A tal passo, não há mais razão em afirmar que essas restrições previstas no art. 154, I e referidas no parágrafo 4º do art. 195 aplicam-se apenas aos impostos, e a Cofins, por ser contribuição social não estaria sujeita às referidas restrições, conforme veremos nas linhas seguintes.
Como vimos, a criação da Cofins teve como fundamento o mesmo dispositivo constitucional que permite a contribuição para o PIS, sem contudo, substituí-lo, e assim, as referidas contribuições passaram a existir em conjunto. Entretanto, da redação desses dois artigos da Constituição Federal transcritos acima, destaca-se a seguinte conclusão: primeiro, é permitida a criação de novas fontes de custeio para a Seguridade Social, que não as descritas no art. 195 da Constituição Federal. Segundo, que essa nova fonte de custeio, seja ela imposto, taxa ou contribuição social, deve obedecer, mutatis mutandis, os comandos dispostos no art. 154, I, também da Magna Carta, quais sejam, a não-cumulatividade e a não coincidência entre o fato gerador e a base de cálculo.
Não é possível admitirmos que o art. 195 refere-se a instituição apenas de impostos, pois estaríamos admitindo uma redundância pobre na norma legislativa máxima, que estaria repetindo o já consignado no art. 154, I, ignorando a máxima de que no texto legal inexistem palavras inúteis. Da mesma forma, não seria razoável assumirmos que o parágrafo 4º do art. 195 não trouxe qualquer inovação ao art. 154, I, pois dessa forma, estaríamos admitindo que o legislador constituinte se repetiu, cometendo uma grosseira falha técnica na redação da Lei Maior, regulando exatamente a mesma matéria, em seus exatos termos, em passagens distintas do texto legislativo.

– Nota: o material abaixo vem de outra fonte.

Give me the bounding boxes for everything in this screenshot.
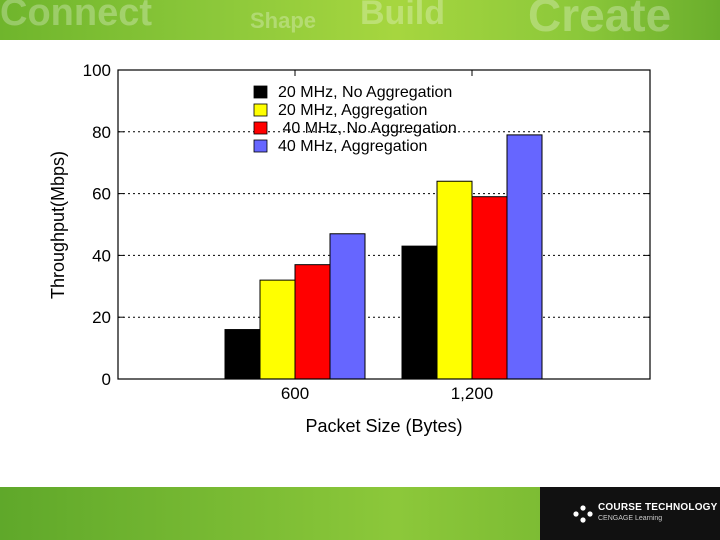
legend-swatch <box>253 139 268 153</box>
legend-swatch <box>253 103 268 117</box>
y-tick-label: 40 <box>92 246 111 265</box>
bar <box>294 264 331 380</box>
bar <box>259 279 296 380</box>
legend-label: 20 MHz, No Aggregation <box>278 84 452 101</box>
y-tick-label: 0 <box>102 370 111 389</box>
legend-swatch <box>253 85 268 99</box>
bar <box>471 196 508 380</box>
x-tick-label: 1,200 <box>451 384 494 403</box>
bar <box>506 134 543 380</box>
legend-label: 20 MHz, Aggregation <box>278 102 427 119</box>
banner-word: Connect <box>0 0 152 34</box>
y-tick-label: 100 <box>83 61 111 80</box>
bar <box>224 329 261 380</box>
logo-text-secondary: CENGAGE Learning <box>598 515 663 522</box>
legend-swatch <box>253 121 268 135</box>
bar <box>329 233 366 380</box>
bar <box>436 180 473 380</box>
logo-mark-icon <box>573 505 593 523</box>
plot-frame <box>117 69 651 380</box>
x-axis-label: Packet Size (Bytes) <box>305 416 462 436</box>
publisher-logo: COURSE TECHNOLOGY CENGAGE Learning <box>540 487 720 540</box>
banner-word: Build <box>360 0 445 32</box>
y-axis-label: Throughput(Mbps) <box>48 151 68 299</box>
header-banner: Connect Shape Build Create <box>0 0 720 40</box>
banner-word: Shape <box>250 8 317 33</box>
legend-label: 40 MHz, Aggregation <box>278 138 427 155</box>
legend-label: 40 MHz, No Aggregation <box>278 120 457 137</box>
banner-word: Create <box>528 0 672 40</box>
y-tick-label: 60 <box>92 185 111 204</box>
bar <box>401 245 438 380</box>
x-tick-label: 600 <box>281 384 309 403</box>
y-tick-label: 20 <box>92 308 111 327</box>
y-tick-label: 80 <box>92 123 111 142</box>
logo-text-primary: COURSE TECHNOLOGY <box>598 502 718 513</box>
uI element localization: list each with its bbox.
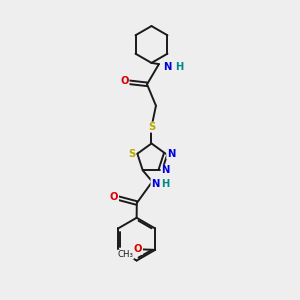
Text: H: H <box>161 179 170 189</box>
Text: N: N <box>161 165 170 175</box>
Text: N: N <box>151 179 159 189</box>
Text: H: H <box>175 62 184 72</box>
Text: O: O <box>110 192 118 202</box>
Text: N: N <box>164 62 172 72</box>
Text: S: S <box>128 149 136 159</box>
Text: O: O <box>134 244 142 254</box>
Text: S: S <box>148 122 155 132</box>
Text: CH₃: CH₃ <box>117 250 134 259</box>
Text: O: O <box>121 76 129 86</box>
Text: N: N <box>167 149 175 159</box>
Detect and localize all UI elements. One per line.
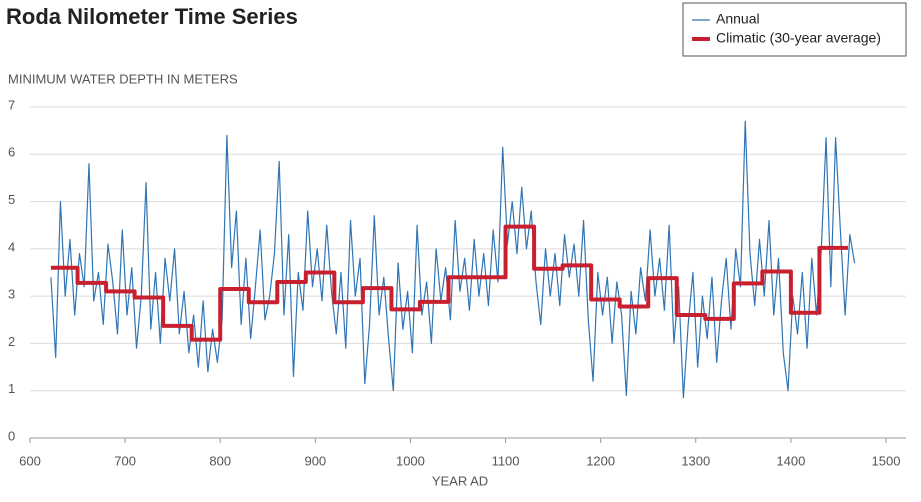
y-tick-label: 2 (8, 334, 15, 349)
y-tick-label: 4 (8, 239, 15, 254)
y-tick-label: 7 (8, 97, 15, 112)
y-axis-label: MINIMUM WATER DEPTH IN METERS (8, 71, 238, 86)
legend-label: Annual (716, 11, 760, 27)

Ora, ao nosso ver, tal interpretação é absurda e insustentável, e como é notória, a interpretação das normas legais não pode gerar conclusões teratológicas, e sendo assim, melhor razão assiste àqueles que defendem que o parágrafo 4º do art. 195 tem por escopo impedir que novas fontes criadas para o custeio da Seguridade Social, sejam elas impostos, taxas ou contribuições, venham a ferir o disposto no art. 154, I, ou seja, essas novas fontes não devem ter como base de cálculo ou fato gerador coincidentes com os já expostos na Constituição, inclusive no art. 195, I, bem como devem ser não-cumulativos.
Assim, temos que a contribuição para o PIS foi recepcionada no atual regime constitucional pelo art. 195. Ora, não é razoável a interpretação de que podem ser criadas quantas contribuições sejam desejadas sob o manto constitucional do art. 195, pois isso resultaria em uma total desregulamentação tributária, com margens para abusos provocados pelo "apetite arrecadador" do Estado. Nesse sentido, a criação da Cofins só se justifica pelo disposto no parágrafo 4º do citado artigo da Constituição Federal. Não obstante, como já demonstramos, esse novo tributo deve, obrigatoriamente, respeitar as determinações de não-cumulatividade e não coincidência entre fato gerador e base de cálculo de outro tributo já existente. No entanto, e conforme a própria Lei Complementar nº 70/91, a determinação constitucional não foi respeitada, sendo textual a coincidência entre as bases de cálculo utilizadas tanto para a contribuição para o PIS como para cobrança da Cofins.
Urge, portanto, reconhecermos a inconstitucionalidade da Cofins, por afronta direta ao disposto na Constituição Federal em seus arts. 154, I e 195, parágrafo 4º. Se havia o interesse em aumentar a arrecadação, melhor sorte assistiria ao legislador se optasse pela majoração da alíquota do PIS, mas a criação de nova contribuição não possui qualquer suporte legal, e sua cobrança, conforme o exposto e argumentado neste espaço, é ato flagrantemente inconstitucional.